US Economy

Why Jamie Dimon is wrong about the US economy

Dimon: We can make this country boom

As CEO of the biggest bank in the U.S., a vibrant economy is in Jamie Dimon's best interests. His expectations, though, look a little misplaced.

In a wide-ranging interview Monday with CNBC, the JPMorgan Chase chief contended that growth is faster than the data indicate, based on his observation of conditions. He said America's future is bright, and he estimated that with the proper measures, gross domestic product could expand by 4 percent under the next president.

"What we see is a strong consumer," Dimon said. "Asset prices are up, 13 million more people are working, wages are going up, household spending is up." It all means, he said, that things are improving after years of lackluster growth.

Cold numbers, though, indicate there's a lot of work to be done first.

Economists got a jolt Friday when they found out that their sanguine expectations for second-quarter growth were off — by a lot. GDP rose just 1.2 percent in the quarter, compared with Wall Street estimates of 2.6 percent, while growth for the previous three months got knocked down to 0.8 percent.

Sound bad?

Well, one economist who had broken ranks with his brethren on the Street and actually expected the poor second-quarter numbers said they were actually worse than they looked.

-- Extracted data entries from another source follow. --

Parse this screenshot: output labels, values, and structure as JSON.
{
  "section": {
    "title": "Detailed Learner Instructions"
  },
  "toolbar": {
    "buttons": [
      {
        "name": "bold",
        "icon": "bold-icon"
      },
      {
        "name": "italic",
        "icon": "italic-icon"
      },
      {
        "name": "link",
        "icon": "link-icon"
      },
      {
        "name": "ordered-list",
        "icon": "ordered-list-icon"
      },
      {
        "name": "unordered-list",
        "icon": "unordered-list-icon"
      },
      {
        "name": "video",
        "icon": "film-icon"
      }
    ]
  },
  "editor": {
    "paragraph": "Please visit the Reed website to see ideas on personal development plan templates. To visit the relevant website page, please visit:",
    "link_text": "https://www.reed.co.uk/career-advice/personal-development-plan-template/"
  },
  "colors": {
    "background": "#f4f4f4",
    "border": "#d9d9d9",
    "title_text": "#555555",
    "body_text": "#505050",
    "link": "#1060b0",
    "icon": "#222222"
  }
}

In fact, Joseph LaVorgna, chief U.S. economist at Deutsche Bank, said one measure shows the economy teetering on recession.

Jamie Dimon
Ken Preston | CNBC

LaVorgna, who had been expecting a 1 percent gain for the second quarter, said the GDP report showed that the modicum of growth actually was driven in whole by consumer spending, which normally makes up around 70 percent of the economy but has taken on an even bigger role lately.

Stripping out the personal consumption expenditures gains over the past four quarters, that leaves growth at -0.2 percent.

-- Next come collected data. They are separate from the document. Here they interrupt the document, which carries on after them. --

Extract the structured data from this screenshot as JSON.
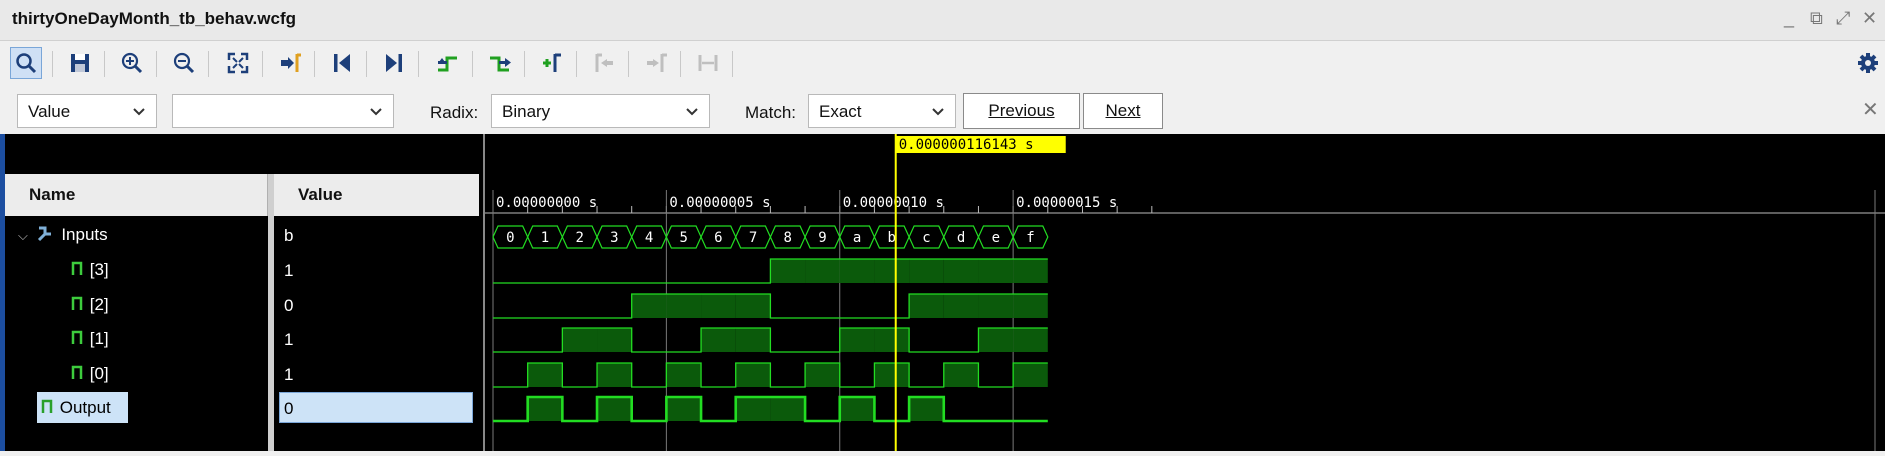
{
  "window": {
    "title": "thirtyOneDayMonth_tb_behav.wcfg"
  },
  "toolbar": {
    "buttons": [
      {
        "name": "search-icon"
      },
      {
        "name": "save-icon"
      },
      {
        "name": "zoom-in-icon"
      },
      {
        "name": "zoom-out-icon"
      },
      {
        "name": "zoom-fit-icon"
      },
      {
        "name": "go-to-cursor-icon"
      },
      {
        "name": "go-to-time-zero-icon"
      },
      {
        "name": "go-to-last-time-icon"
      },
      {
        "name": "previous-transition-icon"
      },
      {
        "name": "next-transition-icon"
      },
      {
        "name": "add-marker-icon"
      },
      {
        "name": "previous-marker-icon"
      },
      {
        "name": "next-marker-icon"
      },
      {
        "name": "swap-cursors-icon"
      }
    ],
    "settings_icon": "gear-icon"
  },
  "search": {
    "type_value": "Value",
    "search_value": "",
    "radix_label": "Radix:",
    "radix_value": "Binary",
    "match_label": "Match:",
    "match_value": "Exact",
    "previous_label": "Previous",
    "next_label": "Next"
  },
  "columns": {
    "name": "Name",
    "value": "Value"
  },
  "signals": [
    {
      "name": "Inputs",
      "value": "b",
      "group": true
    },
    {
      "name": "[3]",
      "value": "1"
    },
    {
      "name": "[2]",
      "value": "0"
    },
    {
      "name": "[1]",
      "value": "1"
    },
    {
      "name": "[0]",
      "value": "1"
    },
    {
      "name": "Output",
      "value": "0",
      "selected": true
    }
  ],
  "waveform": {
    "cursor_label": "0.000000116143 s",
    "cursor_time": 116.143,
    "time_range_ns": [
      0,
      200
    ],
    "time_labels": [
      "0.00000000 s",
      "0.00000005 s",
      "0.00000010 s",
      "0.00000015 s"
    ],
    "bus_values": [
      "0",
      "1",
      "2",
      "3",
      "4",
      "5",
      "6",
      "7",
      "8",
      "9",
      "a",
      "b",
      "c",
      "d",
      "e",
      "f"
    ],
    "bits": {
      "b3": [
        0,
        0,
        0,
        0,
        0,
        0,
        0,
        0,
        1,
        1,
        1,
        1,
        1,
        1,
        1,
        1
      ],
      "b2": [
        0,
        0,
        0,
        0,
        1,
        1,
        1,
        1,
        0,
        0,
        0,
        0,
        1,
        1,
        1,
        1
      ],
      "b1": [
        0,
        0,
        1,
        1,
        0,
        0,
        1,
        1,
        0,
        0,
        1,
        1,
        0,
        0,
        1,
        1
      ],
      "b0": [
        0,
        1,
        0,
        1,
        0,
        1,
        0,
        1,
        0,
        1,
        0,
        1,
        0,
        1,
        0,
        1
      ],
      "out": [
        0,
        1,
        0,
        1,
        0,
        1,
        0,
        1,
        1,
        0,
        1,
        0,
        1,
        0,
        0,
        0
      ]
    },
    "colors": {
      "wave": "#22dd22",
      "fill": "#0b5a0b",
      "cursor": "#ffff00",
      "grid": "#7a7a7a"
    }
  }
}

"If consumers were to wobble in the near-term, it would have profound negative implications for the overall economic outlook," LaVorgna said in a note to clients. "This is why we see an elevated risk of recession, which we estimate to be roughly one in three. There is simply not much else to cushion GDP growth should consumer spending falter possibly due to an exogenous shock."

To be sure, that's a pretty substantial caveat, considering that consumer activity has been pretty strong lately. Consumer spending showed a strong 4.2 percent gain in the first quarter, while disposable income increased 3.1 percent.

But business investment is falling and inflation is running well below trend, a reflection of the continuing lack of pricing power companies are experiencing despite some other positive signs.

"I wouldn't overreact to short-term data," Dimon said. "I'm not convinced that GDP data is actually that accurate anymore. What I see is more household formation, more people buying homes."

Later in the interview, though, he tempered his remarks, conceding that slow growth was holding back the Federal Reserve from raising interest rates. The Fed hiked its overnight rate target by a quarter point in December, the first increase in more than nine years, but hasn't moved since.

"If we have proper growth in the United States, we'll start to normalize interest rates," Dimon said.

He was optimistic about the road ahead, saying that the next president could see GDP growth well above trend. President Barack Obama is nearly certain to be the first Oval Office holder never to see more than 3 percent annualized growth during his term.

"If the next president focuses on the right things, I think we're going to 4 percent," Dimon said. "Those right things are proper immigration reform, proper infrastructure spending. The Democrats say spend a lot of money. I kind of agree with that. The Republicans say it shouldn't be bridges to nowhere, big pork barrel [projects]. I agree with that."

However, the prospects are not good based on where the respective candidates stand. Multiple analyses of proposals from Republican Donald Trump and Democrat Hillary Clinton show growth remaining below trend for the years ahead.

Most recently, Moody's Analytics broke down the two plans. The firm found growth peaking out at 4 percent under Clinton in 2018 then falling back substantially in the ensuing years. Growth under Trump would peak at 3.7 percent in 2017, followed by a "lengthy recession" afterward, according to Moody's.